I nuovi americani investono nelle relazioni umane, curano da vicino gli aspetti del loro club ed intavolano trattative in maniera più diretta rispetto ai predecessori. Più di 400 milioni spesi per la AS Roma, 199 soltanto nelle tasche di Pallotta e circa 250 milioni in quelle del club: oltre alla faccia, anche il portafogli.

Gualtieri sa bene che la Roma, come anche la Lazio, non può aspettare oltre e che sotto la sua guida può dare a questa città le infrastrutture che merita. Gualtieri è giallorosso, anche se questo ha poco a che fare con la politica e la carica importante che riveste, ma i tifosi vedono di buon occhio questa fortunata coincidenza: che sia la volta buona?
«Non mi sono lanciato nell’urbanistica elettorale, dicendo lo stadio facciamolo qui o lì. Ma questa volta non bisogna sbagliare. Ci sono tutte le condizioni per trovare un’area adeguata allo stadio della Roma. Ma poi c’è anche quello della Lazio e io mi siederò subito al tavolo anche con la Lazio». (R.Gualtieri a SkyTg24 – 14 Ottobre)

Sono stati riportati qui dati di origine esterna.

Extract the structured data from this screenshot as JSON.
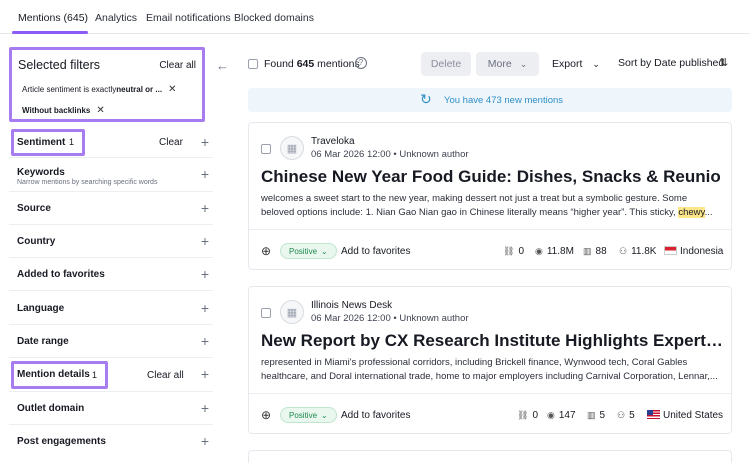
{
  "tabs": [
    {
      "label": "Mentions (645)"
    },
    {
      "label": "Analytics"
    },
    {
      "label": "Email notifications"
    },
    {
      "label": "Blocked domains"
    }
  ],
  "filters": {
    "title": "Selected filters",
    "clear_all": "Clear all",
    "chip1_prefix": "Article sentiment is exactly ",
    "chip1_bold": "neutral or ...",
    "chip2": "Without backlinks"
  },
  "sidebar": {
    "sentiment": {
      "label": "Sentiment",
      "badge": "1",
      "clear": "Clear"
    },
    "keywords": {
      "label": "Keywords",
      "sub": "Narrow mentions by searching specific words"
    },
    "source": {
      "label": "Source"
    },
    "country": {
      "label": "Country"
    },
    "favorites": {
      "label": "Added to favorites"
    },
    "language": {
      "label": "Language"
    },
    "date_range": {
      "label": "Date range"
    },
    "mention_details": {
      "label": "Mention details",
      "badge": "1",
      "clear": "Clear all"
    },
    "outlet_domain": {
      "label": "Outlet domain"
    },
    "post_engagements": {
      "label": "Post engagements"
    }
  },
  "toolbar": {
    "found_prefix": "Found",
    "found_count": "645",
    "found_suffix": "mentions",
    "delete": "Delete",
    "more": "More",
    "export": "Export",
    "sort": "Sort by Date published"
  },
  "banner": {
    "text": "You have 473 new mentions"
  },
  "mentions": [
    {
      "source": "Traveloka",
      "meta": "06 Mar 2026 12:00 • Unknown author",
      "title": "Chinese New Year Food Guide: Dishes, Snacks & Reunion…",
      "snippet_a": "welcomes a sweet start to the new year, making dessert not just a treat but a symbolic gesture. Some beloved options include: 1. Nian Gao Nian gao in Chinese literally means “higher year”. This sticky, ",
      "snippet_mark": "chewy",
      "snippet_b": "...",
      "sentiment": "Positive",
      "favorite": "Add to favorites",
      "links": "0",
      "reach": "11.8M",
      "engagement": "88",
      "visits": "11.8K",
      "country": "Indonesia",
      "flag": "id"
    },
    {
      "source": "Illinois News Desk",
      "meta": "06 Mar 2026 12:00 • Unknown author",
      "title": "New Report by CX Research Institute Highlights Expert…",
      "snippet_a": "represented in Miami's professional corridors, including Brickell finance, Wynwood tech, Coral Gables healthcare, and Doral international trade, home to major employers including Carnival Corporation, Lennar,...",
      "snippet_mark": "",
      "snippet_b": "",
      "sentiment": "Positive",
      "favorite": "Add to favorites",
      "links": "0",
      "reach": "147",
      "engagement": "5",
      "visits": "5",
      "country": "United States",
      "flag": "us"
    }
  ],
  "colors": {
    "accent": "#8a5cf5",
    "highlight_border": "#a77cf0",
    "positive": "#1f8a4c",
    "banner": "#2f8fc7"
  }
}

Abbandonata Tor di Valle che, perdonate l’ironia, avrà finalmente salvo il suo ippodromo, la nuova area potrebbe essere quella di Ostiense-Marconi, facilmente raggiungibile con qualsiasi mezzo
Un anno di transizione
Forse i romanisti sono stanchi di queste transizioni e rivoluzioni, ma una nuova proprietà si è insediata e la scelta di un allenatore così carismatico (e così ben pagato) non possono essere segnali da ignorare. Il 2022 sarà decisivo non solo sul campo, ma soprattutto sulle scrivanie, sui documenti, dove nero su bianco si firmeranno accordi che rivoluzioneranno, stavolta per davvero, le sorti della As Roma.